As a child I would remove the stones covering the constantly-bursting-pipes of the neighborhood’s Turkish bath. The reason I was doing it was to allow for the pipes to be repaired. After the repair I would put the stones back in their place. This was how I earned my first money. Back in those days I would have never imagined that one day I’d own the company that first comes to mind today when the word Turkish bath is mentioned.
Our marble work began in Çatalzeytin, Kastamonu. Most of the people living there work in the field of marble. Stones prepared in Marmara Island would arrive in Istanbul after traveling on the sea for three days. Istanbul was the place from where these stones were sent to various places. The barges arriving at Küçükpazar would bring marbles prepared and cut in several sizes. Craftspeople, artisans, and traders of the period would receive their raw materials there and turn them into building stones, which sprang to life as kurnas and stairs or sometimes as special fountains.

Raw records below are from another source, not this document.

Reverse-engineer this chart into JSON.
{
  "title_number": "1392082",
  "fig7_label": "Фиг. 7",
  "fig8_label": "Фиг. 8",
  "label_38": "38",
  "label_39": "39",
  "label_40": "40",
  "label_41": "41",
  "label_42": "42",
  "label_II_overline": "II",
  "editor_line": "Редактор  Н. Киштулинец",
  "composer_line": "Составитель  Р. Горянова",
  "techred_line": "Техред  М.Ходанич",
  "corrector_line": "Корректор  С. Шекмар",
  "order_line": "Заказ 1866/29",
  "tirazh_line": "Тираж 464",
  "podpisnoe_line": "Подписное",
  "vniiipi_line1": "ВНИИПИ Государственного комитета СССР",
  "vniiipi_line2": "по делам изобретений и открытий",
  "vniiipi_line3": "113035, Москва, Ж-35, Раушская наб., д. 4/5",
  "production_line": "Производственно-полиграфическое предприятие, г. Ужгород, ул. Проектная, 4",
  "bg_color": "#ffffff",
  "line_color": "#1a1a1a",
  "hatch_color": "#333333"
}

My grandfather who was our family’s first marble artisan worked in Dolmabahçe Palace in that era. His work described as varnishing was requiring great efforts back in those days compared to the present day when technological machines came into use. A great floor workmanship, this work offers the final touches to decoration. After a while my grandfather expanded his business using an Italian-originated machine, which was of high technology back then. My father also learned about building elements from my grandfather and founded his own studio in 1974 to continue this business. Back in those days, the top marble designs included spiral marble staircases, which were made using one-piece marble stones in particular and can be seen today in old buildings.